In: Statistics and Probability
I am particularly confused regarding the number of degrees of freedom that should be used in conducting the t-tests for the intercept and slope coefficients, and 95% associated confidence intervals.
We are testing means (there are 6) so should there be t 4 degrees of freedom, level of significance 0.05
Is there any good explanations on the relationship between ANOVA and regression models. Are they the same?
The data shown below are the 24-hour dissolution percentage results for a drug product, tested in a dissolution apparatus.
Month | 0 | 3 | 6 | 9 | 12 | 18 |
1st sample | 81.92 | 82.39 | 75.32 | 68.85 | 74.19 | 62.87 |
2nd sample | 81.76 | 82.78 | 78.05 | 76.60 | 77.87 | 56.05 |
3rd sample | 76.22 | 70.33 | 80.02 | 71.50 | 64.06 | 54.20 |
4th sample | 78.95 | 90.10 | 66.69 | 71.68 | 70.13 | 57.72 |
5th sample | 80.05 | 79.23 | 79.00 | 68.23 | 69.45 | 50.90 |
6th sample | 90.55 | 77.04 | 78.00 | 65.05 | 70.82 | 62.23 |
sample mean | 81.58 | 80.31 | 76.18 | 70.32 | 71.09 | 57.5 |
standard deviation | 4.87 | 6.60 | 4.91 | 3.92 | 4.66 | 4.86 |
The data came from a stability monitoring programme: the drugs were stored at 25 degrees C and 60% relative humidity and were measured at 6 different time points or months.

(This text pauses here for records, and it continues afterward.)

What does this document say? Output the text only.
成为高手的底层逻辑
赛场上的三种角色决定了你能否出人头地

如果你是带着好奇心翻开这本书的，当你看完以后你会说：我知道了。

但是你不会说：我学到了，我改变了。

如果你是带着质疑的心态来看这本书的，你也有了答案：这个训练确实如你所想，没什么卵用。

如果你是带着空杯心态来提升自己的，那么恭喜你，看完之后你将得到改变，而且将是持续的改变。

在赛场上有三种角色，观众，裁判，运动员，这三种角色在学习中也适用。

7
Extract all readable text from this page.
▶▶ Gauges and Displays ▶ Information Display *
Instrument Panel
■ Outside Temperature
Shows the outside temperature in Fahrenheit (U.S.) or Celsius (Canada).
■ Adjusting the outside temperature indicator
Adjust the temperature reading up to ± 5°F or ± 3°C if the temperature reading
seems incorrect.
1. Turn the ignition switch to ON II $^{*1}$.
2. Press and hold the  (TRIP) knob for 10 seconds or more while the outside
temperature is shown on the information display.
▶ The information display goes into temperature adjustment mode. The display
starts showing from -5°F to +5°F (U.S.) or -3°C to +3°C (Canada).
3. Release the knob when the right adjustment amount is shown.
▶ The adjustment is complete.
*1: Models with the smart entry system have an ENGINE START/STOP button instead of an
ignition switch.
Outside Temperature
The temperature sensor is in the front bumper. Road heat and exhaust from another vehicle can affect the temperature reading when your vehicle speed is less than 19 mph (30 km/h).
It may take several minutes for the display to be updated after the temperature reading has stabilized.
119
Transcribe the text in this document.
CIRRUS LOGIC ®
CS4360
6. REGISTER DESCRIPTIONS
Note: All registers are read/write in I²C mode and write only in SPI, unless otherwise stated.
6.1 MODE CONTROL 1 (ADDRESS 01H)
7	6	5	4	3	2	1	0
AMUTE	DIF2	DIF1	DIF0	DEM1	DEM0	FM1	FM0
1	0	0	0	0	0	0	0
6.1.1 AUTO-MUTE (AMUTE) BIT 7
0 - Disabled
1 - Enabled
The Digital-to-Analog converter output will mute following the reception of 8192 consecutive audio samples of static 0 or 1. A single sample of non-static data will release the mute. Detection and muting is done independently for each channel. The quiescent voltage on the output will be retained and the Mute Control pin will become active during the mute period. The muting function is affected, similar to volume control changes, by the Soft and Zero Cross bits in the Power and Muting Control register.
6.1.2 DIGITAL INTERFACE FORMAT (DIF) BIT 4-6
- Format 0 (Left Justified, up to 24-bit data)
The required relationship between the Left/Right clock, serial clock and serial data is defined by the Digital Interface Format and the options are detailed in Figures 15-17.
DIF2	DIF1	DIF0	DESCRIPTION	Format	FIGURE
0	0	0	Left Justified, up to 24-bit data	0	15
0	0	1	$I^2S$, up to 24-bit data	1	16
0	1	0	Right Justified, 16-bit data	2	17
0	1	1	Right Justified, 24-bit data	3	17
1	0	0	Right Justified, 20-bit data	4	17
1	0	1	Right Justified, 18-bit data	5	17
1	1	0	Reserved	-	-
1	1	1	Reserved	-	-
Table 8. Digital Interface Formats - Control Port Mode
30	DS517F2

The mean of all the 36 values is 72.83
The total sum of squares is 3089.667
For hypothesis testing, set the significance level to 0.05
(a) To test the hypothesis that the "drug's mean dissolution rates at different time points are the same", we can fit a linear regression model to the data
dissolution = Bo +B1 * month
The estimates of the coefficients are below, along with their standard errors.
Coefficients:
Estimated Standard Error
Intercept: 83.3765 1.4413
Month -1.3186 0.1449
(i) Conduct tests on the hypothesis that:
Ho: Bo = 100
Ho: Bo = 0
(ii) What information do we want to get about the drug by testing:
Ho: Bo = 100
Ho: Bo is not equal to 0
(iii) Conduct 95% confidence intervals for Bo and B1
Based on the confidence intervals, will we reject the above two hypotheses or not? Why?
We then conduct an ANOVA test for the regression model.
The following table shows the regression sum of squares and residual sum of squares
Response: Dissolution | ||||
DF | Sum of Squares | Mean Squares | F-Value | |
Regression | 2190.73 | |||
Residual | 898.94 |
(iv) Explain how the regression sum of squares and residual sum of squares are calculated
(v) Calculate the 5 values, two mean square values, and the F-value
What is the null hypothesis for the F-test?
Another way to test the hypothesis that the drug's mean dissolution rates at different time points are the same is to conduct an ANOVA test
(i) Assume the hypothesis Ho: B1=0 is true, should we reject or not reject the hypothesis in the ANOVA test?
(ii) Assume the hypothesis Ho: B1=0 is false, should we reject or not reject the hypothesis in the ANOVA test?
Conduct an ANOVA test on the hypothesis that the drug's mean dissolution rates at different time points are the same?
(i) and (ii)
Ho: Bo = 100
Ho: Bo is not equal to 100
Value of t test= (83.3765-100) / 1.4413 =-11.5337
p-value=2P(t>11.5337|t~t34)=0.0000<0.05
So we reject H0 at 5% level of significance and hence y-intercept is significantly different from 100.
(iii) 95% C.I. for Bo is
(83.3765-t0.025,34 *1.4413, 83.3765+t0.025,34 *1.4413)=(80.4475, 86.3055)
where t0.025,34=2.0322
95% C.I. for B1 is
( -1.3186 -t0.025,34 * 0.1449, -1.3186 +t0.025,34 * 0.1449)=(-1.6131, -1.0241)
(iv) Regression sum of squares=SSR=dfregdfMSR ; MSR=mean sum of squares due to regression
=1* 2190.73 = 2190.73
Residual (Error) sum of squares=SSE=dferror MSE ; MSE=mean sum of squares due to error
=34* 898.94 =30563.96
(v)
Response: Dissolution | ||||
DF | Sum of Squares | Mean Squares | F-Value | |
Regression | 1 | 2190.73 | 2190.73 | 2190.73/898.94=2.4370 |
Residual | 34 | 30563.96 | 898.94 |
Null hypothesis, H0: regression equation is insignificant i.e. B1=0 vs. Alternative hypothesis, H1: regression equation is significant i.e. B1 is different from zero.
p-value=P(F>2.4370|F~F1,34)=0.1278>0.05 so we fail to reject H0 at 5% level of significance.